結婚したくないはずの俺様社長に、成婚を強行されました
『真壁様、せめて、こうやってお会いするときくらいは、仕事を忘れる時間にしていただけませんか』

 雑談を交わす中、透子がそう切り出したとき、迅は驚いた。まさかそんなことを言われるとは思っていなかったのだ。

 どうせなら気分転換になった方が有意義だ――そんな透子の考え方は、仕事こそが最優先であり、時間を使う価値のあるものだと思っていた迅には新鮮だった。

 迅を思いやりながら、自分自身はこの時間を仕事のためだと割り切る透子。お互い名前で呼び合おうと提案したとき、戸惑ったように視線を外す仕草のギャップが、しばらく心に残った。

 その後は、忙しい合間を縫って透子を夕食に誘った。お互いの仕事の話をしたり、なんでもない会話を交わしたり。凛としている透子の表情を崩したくて、わざと揶揄ってみたり。

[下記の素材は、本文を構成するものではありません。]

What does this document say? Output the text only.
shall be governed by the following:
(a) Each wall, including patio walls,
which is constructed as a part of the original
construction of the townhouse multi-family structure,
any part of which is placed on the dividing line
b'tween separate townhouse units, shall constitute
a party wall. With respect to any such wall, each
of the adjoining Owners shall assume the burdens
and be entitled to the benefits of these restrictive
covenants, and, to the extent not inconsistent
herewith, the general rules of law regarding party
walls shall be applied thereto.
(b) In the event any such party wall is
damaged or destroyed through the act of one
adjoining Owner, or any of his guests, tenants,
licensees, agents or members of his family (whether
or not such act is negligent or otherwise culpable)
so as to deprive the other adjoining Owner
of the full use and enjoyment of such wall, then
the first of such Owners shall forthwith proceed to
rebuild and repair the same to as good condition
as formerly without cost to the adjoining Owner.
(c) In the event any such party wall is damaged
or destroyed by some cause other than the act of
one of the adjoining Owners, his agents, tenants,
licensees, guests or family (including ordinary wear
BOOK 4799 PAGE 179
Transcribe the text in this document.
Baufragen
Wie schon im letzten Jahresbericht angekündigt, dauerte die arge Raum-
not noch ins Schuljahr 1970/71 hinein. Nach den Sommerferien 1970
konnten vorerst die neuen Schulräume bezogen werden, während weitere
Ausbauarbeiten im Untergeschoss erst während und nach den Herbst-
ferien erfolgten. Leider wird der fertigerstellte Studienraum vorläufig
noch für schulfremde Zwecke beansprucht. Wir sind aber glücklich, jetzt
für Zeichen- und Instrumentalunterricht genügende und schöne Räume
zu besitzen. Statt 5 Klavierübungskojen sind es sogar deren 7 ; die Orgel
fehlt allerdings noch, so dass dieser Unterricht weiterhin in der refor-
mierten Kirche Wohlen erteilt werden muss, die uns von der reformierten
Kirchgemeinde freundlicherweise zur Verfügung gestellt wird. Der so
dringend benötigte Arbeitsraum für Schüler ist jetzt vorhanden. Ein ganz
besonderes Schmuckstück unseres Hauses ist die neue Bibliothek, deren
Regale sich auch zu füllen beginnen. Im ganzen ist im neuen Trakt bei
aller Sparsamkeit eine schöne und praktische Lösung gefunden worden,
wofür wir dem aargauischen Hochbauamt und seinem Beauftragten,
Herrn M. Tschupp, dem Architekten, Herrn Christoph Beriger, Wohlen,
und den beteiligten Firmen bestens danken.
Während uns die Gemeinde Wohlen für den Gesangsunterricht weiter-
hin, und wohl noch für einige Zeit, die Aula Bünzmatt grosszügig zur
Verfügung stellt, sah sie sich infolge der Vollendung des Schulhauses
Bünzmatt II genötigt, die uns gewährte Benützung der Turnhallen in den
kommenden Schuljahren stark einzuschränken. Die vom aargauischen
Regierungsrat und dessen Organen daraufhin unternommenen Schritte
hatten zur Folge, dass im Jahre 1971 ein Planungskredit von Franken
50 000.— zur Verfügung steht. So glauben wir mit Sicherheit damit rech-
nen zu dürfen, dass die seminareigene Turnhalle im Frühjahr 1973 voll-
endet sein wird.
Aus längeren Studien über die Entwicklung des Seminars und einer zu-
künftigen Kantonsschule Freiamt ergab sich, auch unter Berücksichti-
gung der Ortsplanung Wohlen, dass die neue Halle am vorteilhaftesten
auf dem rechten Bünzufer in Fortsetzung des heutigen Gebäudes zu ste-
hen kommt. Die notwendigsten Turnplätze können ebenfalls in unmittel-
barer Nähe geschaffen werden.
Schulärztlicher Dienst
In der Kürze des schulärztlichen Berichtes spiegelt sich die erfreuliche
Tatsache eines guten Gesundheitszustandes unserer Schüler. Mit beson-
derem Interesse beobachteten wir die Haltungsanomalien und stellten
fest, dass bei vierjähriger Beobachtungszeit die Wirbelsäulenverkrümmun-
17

 決して長い時間ではない。だが、彼女とのひとときは確実に迅の気持ちを軽くしていた。

 いつの間にか、迅は透子に会う日を心待ちにし、もっと頻繁に顔を見たいと願うようになっていた。しかも会社にいても、〝このルージュの新色、透子の肌になじみそうだな〟と、彼女を思い浮かべている瞬間があった。